Two accomplished but amateur Egyptologists have run into a bureaucratic brick wall in their search for what they suspect might be a hidden corridor in the Pyramid of Cheops.
And if there is such a corridor, does it lead to the funerary chambers of the pharaoh who ruled over ancient Egypt 2 500 years before Jesus Christ was born, and who had the largest of all the pyramids built?
These are the questions being asked by Frenchman Gilles Dormion, a 56-year-old draftsman, and countryman Jean-Yves Verd’hurt, a 61-year-old apartment complex manager.
Suggesting professionals are needed, the new secretary general of the Supreme Council of the Antiquities, Zahi Hawas, has withdrawn permission his predecessor gave the two men to let them test their theories.
Though amateurs, the men have already mapped out the design of Cheops, and designed the ventilation system for the monument, in collaboration with Egyptian authorities.
Two years ago they stirred up a sensation at the 8th International Congress of Egyptologists in Cairo.
By dint of cunning and deduction, they discovered in Maydum pyramid, around 80km south of Cairo, two chambers and two rooms, contributing to the knowledge of construction techniques of the great monuments of Egypt.

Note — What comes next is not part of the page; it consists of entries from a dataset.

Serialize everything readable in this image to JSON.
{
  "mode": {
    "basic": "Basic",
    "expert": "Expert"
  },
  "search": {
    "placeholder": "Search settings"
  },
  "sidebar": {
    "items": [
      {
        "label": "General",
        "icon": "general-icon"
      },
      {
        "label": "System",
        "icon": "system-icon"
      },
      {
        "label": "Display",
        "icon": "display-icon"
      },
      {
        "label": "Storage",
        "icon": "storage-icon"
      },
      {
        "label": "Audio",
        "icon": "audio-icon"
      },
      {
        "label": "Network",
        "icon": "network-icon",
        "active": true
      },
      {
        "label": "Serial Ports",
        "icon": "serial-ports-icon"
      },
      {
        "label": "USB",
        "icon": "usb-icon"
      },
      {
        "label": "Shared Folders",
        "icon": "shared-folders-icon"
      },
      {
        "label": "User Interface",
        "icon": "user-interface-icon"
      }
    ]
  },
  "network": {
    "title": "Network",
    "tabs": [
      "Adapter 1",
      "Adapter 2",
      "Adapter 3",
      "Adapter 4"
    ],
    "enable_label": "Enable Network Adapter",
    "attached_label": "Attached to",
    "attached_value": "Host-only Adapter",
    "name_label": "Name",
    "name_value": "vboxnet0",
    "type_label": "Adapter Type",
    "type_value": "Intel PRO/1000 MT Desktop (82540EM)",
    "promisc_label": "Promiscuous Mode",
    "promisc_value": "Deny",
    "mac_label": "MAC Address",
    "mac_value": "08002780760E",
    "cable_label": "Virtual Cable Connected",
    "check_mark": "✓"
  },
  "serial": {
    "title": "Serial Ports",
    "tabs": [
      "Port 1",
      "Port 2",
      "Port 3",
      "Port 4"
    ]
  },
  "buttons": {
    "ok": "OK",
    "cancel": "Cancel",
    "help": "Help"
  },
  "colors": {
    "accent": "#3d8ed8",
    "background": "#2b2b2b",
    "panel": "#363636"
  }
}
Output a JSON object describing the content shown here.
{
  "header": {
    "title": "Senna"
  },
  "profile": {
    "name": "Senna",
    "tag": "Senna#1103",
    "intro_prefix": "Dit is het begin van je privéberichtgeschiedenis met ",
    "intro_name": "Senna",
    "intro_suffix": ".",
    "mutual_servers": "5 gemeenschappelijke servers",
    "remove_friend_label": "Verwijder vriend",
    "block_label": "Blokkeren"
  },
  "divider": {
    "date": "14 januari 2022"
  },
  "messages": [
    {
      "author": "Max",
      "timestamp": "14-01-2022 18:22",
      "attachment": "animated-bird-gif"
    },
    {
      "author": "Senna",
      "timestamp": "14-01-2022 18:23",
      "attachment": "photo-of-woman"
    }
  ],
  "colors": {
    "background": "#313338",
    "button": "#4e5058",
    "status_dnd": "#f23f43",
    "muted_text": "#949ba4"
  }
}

The same year, the two Egyptologists explained, ”the Supreme Council of Antiquities granted us permission to carry out studies in the other pyramids of the 4th dynasty.”
Research they were pursuing in Cheops indicated the ”very probable architectural” presence of a corridor, the pair said in a summary of their work that the Egyptology department at College de France, headed by Nicolas Grimal, ran on its website .
The two researchers then used electromagnetic detection techniques, with the help of the French engineering consulting firm Safege, to expose ”an anomaly, which in distance, orientation and dimensions, corresponds exactly to the corridor located architecturally.”
The next step in the research consisted of making small holes measuring between 16 and 25mm in diameter to slip through a mini-camera to find the hidden corridor, before moving on to more exciting discoveries.
However, Hawas, whose authority extends over all the monuments in Egypt, is opposed to such investigation, doubting the seriousness of the enterprise.
”There’s no question of doing it,” Hawas said.
”Probes can be done based on evidence and when a scientific institution is behind them, but the researchers concerned are just private citizens who have a friend at College de France,” Hawas said.
Hawas added he had consulted two prominent archaeologists, German Rainer Stadelmann and American Mark Lehner, and all three had ”decided we can’t let just anyone make holes in the pyramids” based only on a theory.
But another Egyptologist who asked not to be named said, ”We have trouble understanding the reason for the refusal, despite the permission given by Hawas’s predecessor, Gaballa Ali Gaballa, as well as the success already achieved by Dormion and Verd’hurt.”